Case in point: Martell envisions a pilot flying with a swarm of autonomous aircraft that can help protect the pilot.
Catch up quick: Martell previously served as the Defense Department's first chief digital and AI officer and understands how militaries are implementing AI into their classified systems.
Zoom in: The Army just received its first autonomous Black Hawk helicopter, which can complete missions independently or with remote supervision from a secure offsite location.
- The chopper is undergoing "rigorous" testing, and was developed with a Lockheed Martin subsidiary.
- The delivery reflects a broader push toward autonomous systems as drone warfare and unmanned vehicles become increasingly central to modern combat.
3. OpenAI's business reality shift
OpenAI's decision to shut down Sora — its AI video app — is the biggest signal yet of the company's shift away from splashy consumer plays meant to dazzle the masses and toward a more practical, business-grounded strategy.
Why it matters: Compute resources to power AI are in higher demand than ever, and OpenAI's flashier, energy-hungry, unprofitable offerings were bound to be the first heads to roll ahead of a potential IPO.

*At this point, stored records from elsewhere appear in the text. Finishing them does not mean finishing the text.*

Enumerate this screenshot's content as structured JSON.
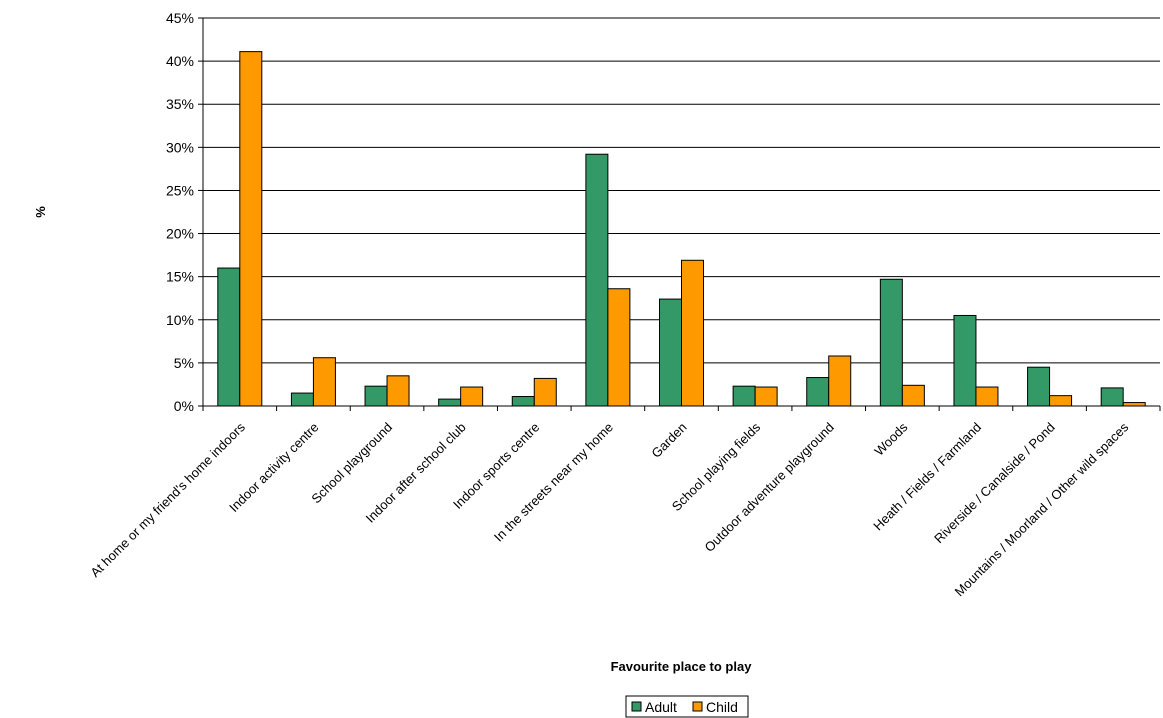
{
  "chart_data": {
    "type": "bar",
    "xlabel": "Favourite place to play",
    "ylabel": "%",
    "ylim": [
      0,
      45
    ],
    "ytick_step": 5,
    "ytick_suffix": "%",
    "grid": true,
    "legend_placement": "bottom-center",
    "categories": [
      "At home or my friend's home indoors",
      "Indoor activity centre",
      "School playground",
      "Indoor after school club",
      "Indoor sports centre",
      "In the streets near my home",
      "Garden",
      "School playing fields",
      "Outdoor adventure playground",
      "Woods",
      "Heath / Fields / Farmland",
      "Riverside / Canalside / Pond",
      "Mountains / Moorland / Other wild spaces"
    ],
    "series": [
      {
        "name": "Adult",
        "color": "#339966",
        "values": [
          16.0,
          1.5,
          2.3,
          0.8,
          1.1,
          29.2,
          12.4,
          2.3,
          3.3,
          14.7,
          10.5,
          4.5,
          2.1
        ]
      },
      {
        "name": "Child",
        "color": "#ff9900",
        "values": [
          41.1,
          5.6,
          3.5,
          2.2,
          3.2,
          13.6,
          16.9,
          2.2,
          5.8,
          2.4,
          2.2,
          1.2,
          0.4
        ]
      }
    ]
  }
}
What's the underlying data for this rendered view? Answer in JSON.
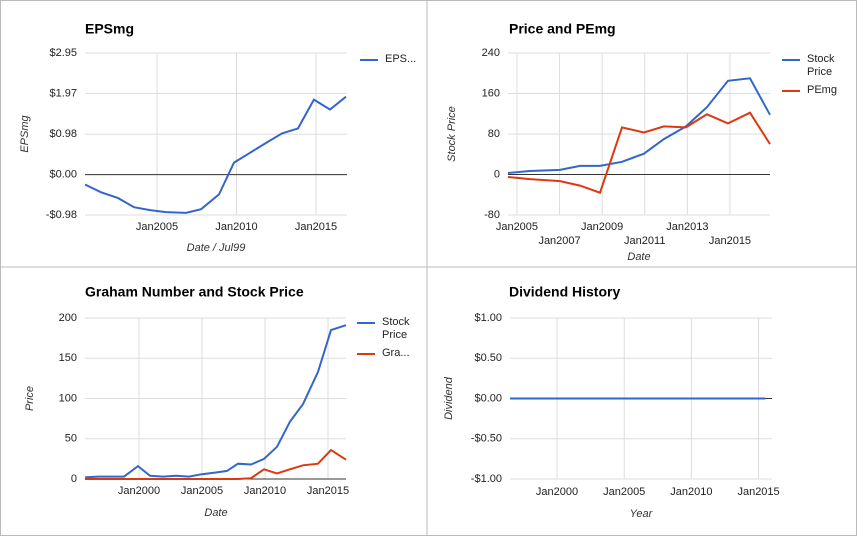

Catch up quick: OpenAI announced Tuesday it would shut down Sora, the video-generation app that went viral after its September launch.
- The company also says it won't support video generation in the ChatGPT app.
- OpenAI is retreating on multiple consumer fronts at once — on Tuesday it announced that it's changing its consumer shopping strategy toward product browsing and away from handling purchases.
Zoom in: Fidji Simo, OpenAI's CEO of applications, told employees last week the company is "orienting aggressively" toward high-productivity use cases and pausing all "side quests" to focus on coding and business users, according to CNBC.
- The company is still testing ads that will appear alongside conversations in free and cheap versions of ChatGPT, a move designed to impress potential investors, not the consumer.
Between the lines: The consumer products weren't just power hungry and unprofitable. They were also generating legal and reputational risk.
4. Training data
- Meta and YouTube were found liable and must pay $3 million in compensation to a woman who argued the companies were to blame for her social media addiction. (Axios)
- Apple's deal with Google allows it to run Gemini models in its own data center as well as to distill smaller versions. (The Information)
- Anthropic's deal with the Pentagon could be revived, insiders tell Axios.
- The President named Mark Zuckerberg, Sergey Brin, Jensen Huang, Lisa Su and others to his President's Council of Advisors on Science and Technology. (White House)
5. + This
I did get a chance to see the cherry blossoms in between rehearsal and the AI+ Summit itself. They were beautiful, but I still miss Stumpy.